Nous voudrions ici faire une immersion dans la pensée du Professeur Oscar Bimwenyi Kweshi pour dégager le fondement de ce que d’aucuns appellent Bisoïté, Ubuntu ou Bumuntu. D’après nous, pour bien comprendre ces valeurs, il faut d’abord saisir les dimensions constitutives du Muntu muine, c’est-à-dire la personne humaine tout court, sans distinction d’ethnie, qui est appelée à les vivre concrètement dans sa vie quotidienne au sein de la Société. Selon Oscar Bimwenyi Kweshi, le Muntu muine ou la Personne humaine,
dans son intégralité, est un être caractérisé par un triangle vital ou tridimensionnel:
- il est tourné vers Dieu,
- il est tourné vers ses semblables et, en fin,
- il est tourné vers le cosmos.
- Le Muntu muine, ou la personne humaine, est tourné vers Dieu.
À l’instar du tournesol héliotrope, qui suit chaque instant la direction du soleil, le Muntu muine est ontologiquement polarisé vers Dieu, son Créateur.
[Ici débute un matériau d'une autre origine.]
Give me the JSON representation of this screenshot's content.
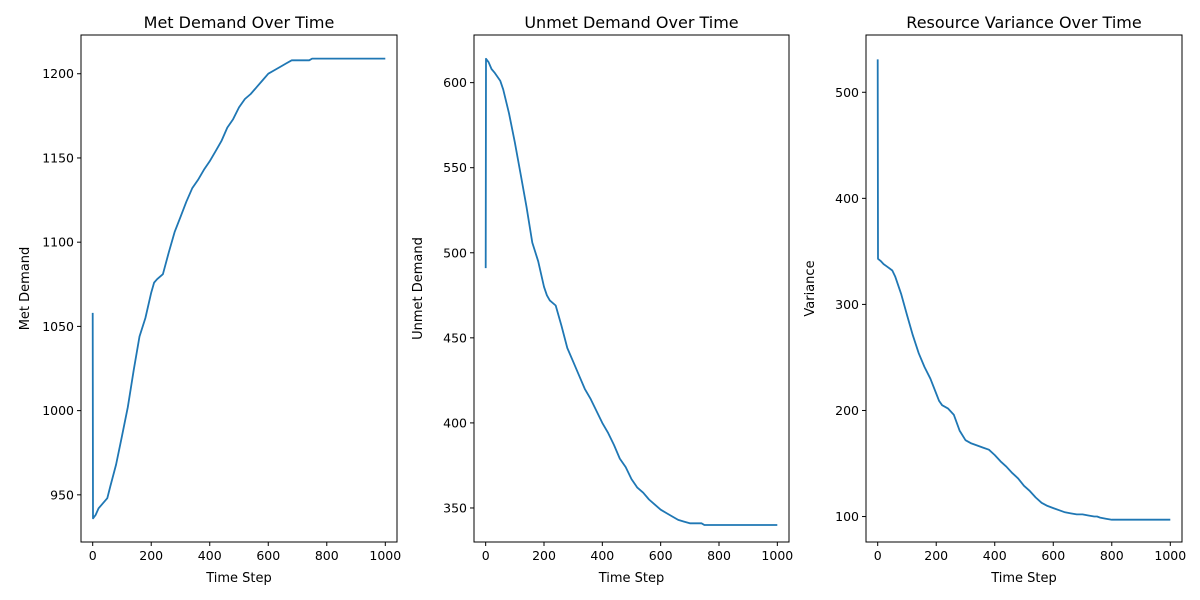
{
  "chart_data": [
    {
      "type": "line",
      "title": "Met Demand Over Time",
      "xlabel": "Time Step",
      "ylabel": "Met Demand",
      "xlim": [
        -40,
        1040
      ],
      "ylim": [
        922,
        1223
      ],
      "xticks": [
        0,
        200,
        400,
        600,
        800,
        1000
      ],
      "yticks": [
        950,
        1000,
        1050,
        1100,
        1150,
        1200
      ],
      "series": [
        {
          "color": "#1f77b4",
          "x": [
            0,
            1,
            10,
            20,
            30,
            50,
            60,
            80,
            100,
            120,
            140,
            160,
            180,
            200,
            210,
            220,
            240,
            260,
            280,
            300,
            320,
            340,
            360,
            380,
            400,
            420,
            440,
            460,
            480,
            500,
            520,
            540,
            560,
            580,
            600,
            620,
            640,
            660,
            680,
            700,
            720,
            740,
            750,
            760,
            780,
            800,
            850,
            900,
            950,
            1000
          ],
          "y": [
            1058,
            936,
            938,
            942,
            944,
            948,
            955,
            968,
            985,
            1002,
            1024,
            1044,
            1055,
            1070,
            1076,
            1078,
            1081,
            1094,
            1106,
            1115,
            1124,
            1132,
            1137,
            1143,
            1148,
            1154,
            1160,
            1168,
            1173,
            1180,
            1185,
            1188,
            1192,
            1196,
            1200,
            1202,
            1204,
            1206,
            1208,
            1208,
            1208,
            1208,
            1209,
            1209,
            1209,
            1209,
            1209,
            1209,
            1209,
            1209
          ]
        }
      ]
    },
    {
      "type": "line",
      "title": "Unmet Demand Over Time",
      "xlabel": "Time Step",
      "ylabel": "Unmet Demand",
      "xlim": [
        -40,
        1040
      ],
      "ylim": [
        330,
        628
      ],
      "xticks": [
        0,
        200,
        400,
        600,
        800,
        1000
      ],
      "yticks": [
        350,
        400,
        450,
        500,
        550,
        600
      ],
      "series": [
        {
          "color": "#1f77b4",
          "x": [
            0,
            1,
            10,
            20,
            30,
            50,
            60,
            80,
            100,
            120,
            140,
            160,
            180,
            200,
            210,
            220,
            240,
            260,
            280,
            300,
            320,
            340,
            360,
            380,
            400,
            420,
            440,
            460,
            480,
            500,
            520,
            540,
            560,
            580,
            600,
            620,
            640,
            660,
            680,
            700,
            720,
            740,
            750,
            760,
            780,
            800,
            850,
            900,
            950,
            1000
          ],
          "y": [
            491,
            614,
            612,
            608,
            606,
            601,
            596,
            582,
            565,
            546,
            527,
            506,
            495,
            480,
            475,
            472,
            469,
            457,
            444,
            436,
            428,
            420,
            414,
            407,
            400,
            394,
            387,
            379,
            374,
            367,
            362,
            359,
            355,
            352,
            349,
            347,
            345,
            343,
            342,
            341,
            341,
            341,
            340,
            340,
            340,
            340,
            340,
            340,
            340,
            340
          ]
        }
      ]
    },
    {
      "type": "line",
      "title": "Resource Variance Over Time",
      "xlabel": "Time Step",
      "ylabel": "Variance",
      "xlim": [
        -40,
        1040
      ],
      "ylim": [
        76,
        554
      ],
      "xticks": [
        0,
        200,
        400,
        600,
        800,
        1000
      ],
      "yticks": [
        100,
        200,
        300,
        400,
        500
      ],
      "series": [
        {
          "color": "#1f77b4",
          "x": [
            0,
            1,
            10,
            20,
            30,
            50,
            60,
            80,
            100,
            120,
            140,
            160,
            180,
            200,
            210,
            220,
            240,
            260,
            280,
            300,
            320,
            340,
            360,
            380,
            400,
            420,
            440,
            460,
            480,
            500,
            520,
            540,
            560,
            580,
            600,
            620,
            640,
            660,
            680,
            700,
            720,
            740,
            750,
            760,
            780,
            800,
            850,
            900,
            950,
            1000
          ],
          "y": [
            531,
            343,
            341,
            338,
            336,
            332,
            326,
            310,
            290,
            271,
            254,
            241,
            230,
            216,
            209,
            205,
            202,
            196,
            181,
            172,
            169,
            167,
            165,
            163,
            158,
            152,
            147,
            141,
            136,
            129,
            124,
            118,
            113,
            110,
            108,
            106,
            104,
            103,
            102,
            102,
            101,
            100,
            100,
            99,
            98,
            97,
            97,
            97,
            97,
            97
          ]
        }
      ]
    }
  ]
}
Oscar Bimwenyi Kweshi explique cette vérité en disant que l’existence de tout homme n’est rien d’autre que la réponse continue à l’appel de Dieu, l’appel que ce dernier a lancé via sa parole créatrice.
Cette dernière crée et habite la réalité créée en l’orientant vers son Créateur, sa source, qui est aussi sa destination finale. L’être humain est apparu au monde subsolaire par l’appel verbique et vibratoire lancé par Dieu, et, donc exister, pour Oscar Bimwenyi Kweshi, signifie être en train de répondre à l’appel de Dieu. Autrement dit, exister veut dire être tourné vers l’Appellant. Donc, le Muntu muine a une béance constitutive, une ouverture ontologique qui n’est pas facultative. Il est comme ça, et il ne peut pas être autrement.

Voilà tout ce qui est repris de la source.